The public is well aware that Hezbollah bears responsibility for the spread of the virus in Lebanon, which was fueled by thousands of its members and supporters traveling to and from Iran. Hiding the thousands of cases erupting within the Shia community to avoid blame, Hezbollah’s response to the spread has been to publicize a strategic “health emergency plan,” but without the resources and equipment to support it.
Ghaddar anticipates that any easing of social distancing constraints will trigger a second wave of protests, “bigger, more vicious [and] angrier,” by “hungry people in the streets who have nothing left to lose,” cutting across all segments of the poor sections in Lebanon. “[W]hen it comes to hunger … politics will not be important anymore.”
The next wave of protests will be “bigger, more vicious [and] angrier.”
Ghaddar urged the international community to press Hezbollah to yield the reins of power to a government capable of enacting reforms. The most credible figure to lead such a government is former UN ambassador Nawaf Salam, a favorite of the protestors. Vetoed by the political class, however, he would need to be supported by the international community to have “power, leverage, and authority.” Ghaddar sees the introduction of a new electoral law followed by “early elections as a second step” as the way forward for any real change to occur.

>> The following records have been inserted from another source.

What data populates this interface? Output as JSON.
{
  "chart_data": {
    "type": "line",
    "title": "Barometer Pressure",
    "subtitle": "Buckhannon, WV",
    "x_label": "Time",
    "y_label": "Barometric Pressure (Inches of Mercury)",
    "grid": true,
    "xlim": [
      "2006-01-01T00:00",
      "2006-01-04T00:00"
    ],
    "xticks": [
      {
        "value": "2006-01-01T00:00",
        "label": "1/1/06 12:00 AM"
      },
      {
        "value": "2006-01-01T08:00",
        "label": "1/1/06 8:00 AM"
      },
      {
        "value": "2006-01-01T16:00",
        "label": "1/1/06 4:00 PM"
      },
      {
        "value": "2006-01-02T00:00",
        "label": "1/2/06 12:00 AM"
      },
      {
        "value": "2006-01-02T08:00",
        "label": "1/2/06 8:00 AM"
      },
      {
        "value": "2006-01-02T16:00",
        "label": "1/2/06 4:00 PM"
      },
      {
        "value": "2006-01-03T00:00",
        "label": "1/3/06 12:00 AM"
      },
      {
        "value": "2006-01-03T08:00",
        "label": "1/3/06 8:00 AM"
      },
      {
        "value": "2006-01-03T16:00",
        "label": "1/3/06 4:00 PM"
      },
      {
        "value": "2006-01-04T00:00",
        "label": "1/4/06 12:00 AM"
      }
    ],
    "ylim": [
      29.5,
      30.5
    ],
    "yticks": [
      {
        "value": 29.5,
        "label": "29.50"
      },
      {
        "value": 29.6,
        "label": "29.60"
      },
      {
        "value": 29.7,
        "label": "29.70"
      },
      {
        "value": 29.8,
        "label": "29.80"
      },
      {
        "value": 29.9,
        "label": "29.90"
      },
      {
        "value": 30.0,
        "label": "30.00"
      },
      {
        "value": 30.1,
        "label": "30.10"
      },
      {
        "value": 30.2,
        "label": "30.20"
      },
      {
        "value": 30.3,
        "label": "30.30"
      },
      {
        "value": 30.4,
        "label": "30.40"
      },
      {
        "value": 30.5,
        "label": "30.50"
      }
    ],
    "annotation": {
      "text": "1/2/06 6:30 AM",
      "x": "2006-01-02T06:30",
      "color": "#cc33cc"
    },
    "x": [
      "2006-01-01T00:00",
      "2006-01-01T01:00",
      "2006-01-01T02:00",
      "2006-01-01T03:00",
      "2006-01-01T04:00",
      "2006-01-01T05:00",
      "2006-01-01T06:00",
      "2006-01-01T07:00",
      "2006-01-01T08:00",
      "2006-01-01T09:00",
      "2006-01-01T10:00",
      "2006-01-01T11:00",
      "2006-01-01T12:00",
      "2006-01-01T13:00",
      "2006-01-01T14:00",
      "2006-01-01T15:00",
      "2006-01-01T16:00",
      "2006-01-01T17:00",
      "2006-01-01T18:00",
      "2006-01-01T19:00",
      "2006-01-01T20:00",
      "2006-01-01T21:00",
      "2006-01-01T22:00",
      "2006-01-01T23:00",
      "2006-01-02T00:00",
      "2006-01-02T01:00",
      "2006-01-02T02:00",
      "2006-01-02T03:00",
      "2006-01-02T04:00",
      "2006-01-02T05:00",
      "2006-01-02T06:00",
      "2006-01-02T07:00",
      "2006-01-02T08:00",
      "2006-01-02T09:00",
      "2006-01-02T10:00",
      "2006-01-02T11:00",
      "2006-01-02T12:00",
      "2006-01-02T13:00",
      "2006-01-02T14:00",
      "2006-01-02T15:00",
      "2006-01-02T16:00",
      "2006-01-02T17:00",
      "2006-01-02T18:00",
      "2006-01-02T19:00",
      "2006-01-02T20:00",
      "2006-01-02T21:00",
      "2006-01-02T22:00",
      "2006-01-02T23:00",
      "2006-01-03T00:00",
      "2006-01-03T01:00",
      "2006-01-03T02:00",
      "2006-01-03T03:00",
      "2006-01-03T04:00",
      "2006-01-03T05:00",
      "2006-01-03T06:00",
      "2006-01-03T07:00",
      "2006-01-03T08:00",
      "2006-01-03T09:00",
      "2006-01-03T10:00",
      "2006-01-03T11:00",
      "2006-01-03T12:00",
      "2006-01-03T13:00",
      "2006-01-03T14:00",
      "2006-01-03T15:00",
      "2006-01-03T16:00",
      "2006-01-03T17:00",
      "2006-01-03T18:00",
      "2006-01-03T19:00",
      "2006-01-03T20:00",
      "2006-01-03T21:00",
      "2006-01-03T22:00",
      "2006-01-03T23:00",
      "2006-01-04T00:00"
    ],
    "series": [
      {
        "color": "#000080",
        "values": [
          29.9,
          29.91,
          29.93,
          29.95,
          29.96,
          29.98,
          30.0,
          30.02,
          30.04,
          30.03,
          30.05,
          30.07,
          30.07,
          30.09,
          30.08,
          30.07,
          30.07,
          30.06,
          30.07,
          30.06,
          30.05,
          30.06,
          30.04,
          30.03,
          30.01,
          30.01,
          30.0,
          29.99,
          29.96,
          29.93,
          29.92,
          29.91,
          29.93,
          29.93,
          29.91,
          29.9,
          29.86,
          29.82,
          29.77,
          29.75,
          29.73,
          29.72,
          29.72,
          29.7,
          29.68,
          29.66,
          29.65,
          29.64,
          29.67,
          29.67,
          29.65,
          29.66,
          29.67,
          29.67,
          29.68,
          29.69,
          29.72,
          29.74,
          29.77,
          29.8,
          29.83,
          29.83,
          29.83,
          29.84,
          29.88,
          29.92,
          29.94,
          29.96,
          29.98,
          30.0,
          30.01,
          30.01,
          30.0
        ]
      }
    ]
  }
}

While urging Washington to put pressure on Lebanon, Ghaddar cautioned against proposals to terminate U.S. aid for the Lebanese Armed Forces (LAF) until Hezbollah ends its domination of the government. Instead, this aid should be “restructured and conditioned heavily” to bolster anti-Hezbollah segments of the LAF and weaken pro-Hezbollah segments. “It’s a small country and everybody knows everybody,” she added, so “it’s not difficult to figure out” which are which. Ghaddar described the military as more “nuanced” than Lebanon’s other security institutions, so pressure applied through “appointments and restructuring” can more easily undermine Hezbollah’s influence.
*Marilyn Stern is the producer of Middle East Forum Radio.